There is something both alluring and dangerous about the bodies of water that sustain our earth. They hold dangers, and yet also hold such beauty. Water itself is necessary for our survival, and yet has the power to kill us. It's untameable and powerful. Anyone who has had dreams of being a mermaid will have dreamt of living under the sea, and Atlantia takes this premise and gives it a slight twist.

The city of Atlantia and the water that surrounds it are brilliantly developed. Little details give it a rich, textured feel. The world building, and all the little elements that go into it, is something that Ally Condie does rather well. The setting becomes a living, breathing character all own its own. The history, and way of life for the people of Atlantia, is the most fascinating element of the story.

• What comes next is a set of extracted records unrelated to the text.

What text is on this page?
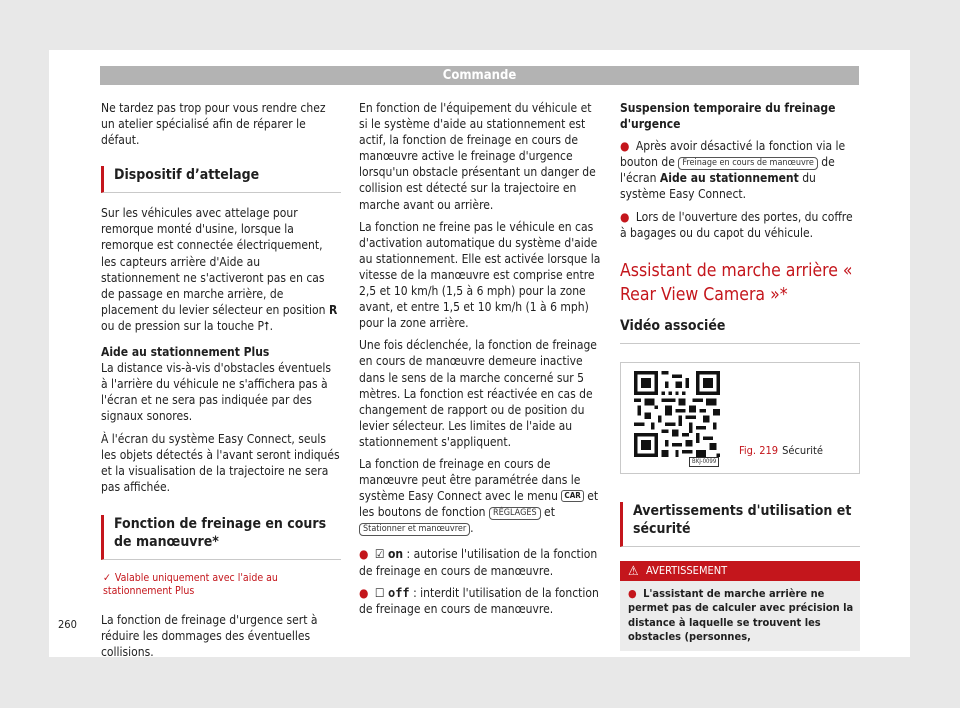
Commande

Ne tardez pas trop pour vous rendre chez un atelier spécialisé afin de réparer le défaut.

Dispositif d’attelage

Sur les véhicules avec attelage pour remorque monté d'usine, lorsque la remorque est connectée électriquement, les capteurs arrière d'Aide au stationnement ne s'activeront pas en cas de passage en marche arrière, de placement du levier sélecteur en position R ou de pression sur la touche P⭡.

Aide au stationnement Plus

La distance vis-à-vis d'obstacles éventuels à l'arrière du véhicule ne s'affichera pas à l'écran et ne sera pas indiquée par des signaux sonores.

À l'écran du système Easy Connect, seuls les objets détectés à l'avant seront indiqués et la visualisation de la trajectoire ne sera pas affichée.

Fonction de freinage en cours de manœuvre*
✓ Valable uniquement avec l'aide au stationnement Plus

La fonction de freinage d'urgence sert à réduire les dommages des éventuelles collisions.

En fonction de l'équipement du véhicule et si le système d'aide au stationnement est actif, la fonction de freinage en cours de manœuvre active le freinage d'urgence lorsqu'un obstacle présentant un danger de collision est détecté sur la trajectoire en marche avant ou arrière.

La fonction ne freine pas le véhicule en cas d'activation automatique du système d'aide au stationnement. Elle est activée lorsque la vitesse de la manœuvre est comprise entre 2,5 et 10 km/h (1,5 à 6 mph) pour la zone avant, et entre 1,5 et 10 km/h (1 à 6 mph) pour la zone arrière.

Une fois déclenchée, la fonction de freinage en cours de manœuvre demeure inactive dans le sens de la marche concerné sur 5 mètres. La fonction est réactivée en cas de changement de rapport ou de position du levier sélecteur. Les limites de l'aide au stationnement s'appliquent.

La fonction de freinage en cours de manœuvre peut être paramétrée dans le système Easy Connect avec le menu CAR et les boutons de fonction RÉGLAGES et Stationner et manœuvrer .

● ☑ on : autorise l'utilisation de la fonction de freinage en cours de manœuvre.

● ☐ off : interdit l'utilisation de la fonction de freinage en cours de manœuvre.

Suspension temporaire du freinage d'urgence

● Après avoir désactivé la fonction via le bouton de Freinage en cours de manœuvre de l'écran Aide au stationnement du système Easy Connect.

● Lors de l'ouverture des portes, du coffre à bagages ou du capot du véhicule.

Assistant de marche arrière « Rear View Camera »*
Vidéo associée
BKJ-0099
Fig. 219 Sécurité
Avertissements d'utilisation et sécurité
⚠ AVERTISSEMENT
● L'assistant de marche arrière ne permet pas de calculer avec précision la distance à laquelle se trouvent les obstacles (personnes,
260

Books with family secrets are some of my favourites. This unravels those secrets at a rather rapid pace towards the end of the novel, but the little we do learn scattered throughout is enough to keep the pages turning. The whys are what drive this story. As a reader you want to know why. You want to know the reason behind everything. It creates an addictive page turner that is a very quick read.

This story is driven by the relationship between the sisters. The romance, while there, is secondary and pushed to the background. Rio's plan is to reunite with her sister, and nothing will stand in the way of that. Especially not a guy. This simple aspect, that Rio would not lose her head over this romance, was welcome and refreshing. Everything that each of these girls do is for each other first and foremost.

This is Rio's story. We learn about Atlantia, and her experiences. I desperately wanted Bay's story of the Above. I wanted to know more of her story, and more about the Above. Where Atlantia feels solid and touchable, the Above feels abstract and unknowable. It creates mystery, but it did feel like something was missing from the story without more from it.

My only real issue with this book was the ending. It felt rushed, and not earned. It felt like the pacing between the beginning section and the end was off. A building of tension would have worked better in this case. The reveals and answers spread out more. It felt like everything came together at once, instead of gradually and it didn't feel like it meshed with the careful, quieter beginning.

A tale of sisters, secrets, and deciding your own fate. Atlantia had much I loved within it's pages, but also had some elements that I wanted more from. A story whose world building is enchanting, but whose pacing felt disjointed. Fans of whimsical, sisterhood driven novels will be swept away by it's charms.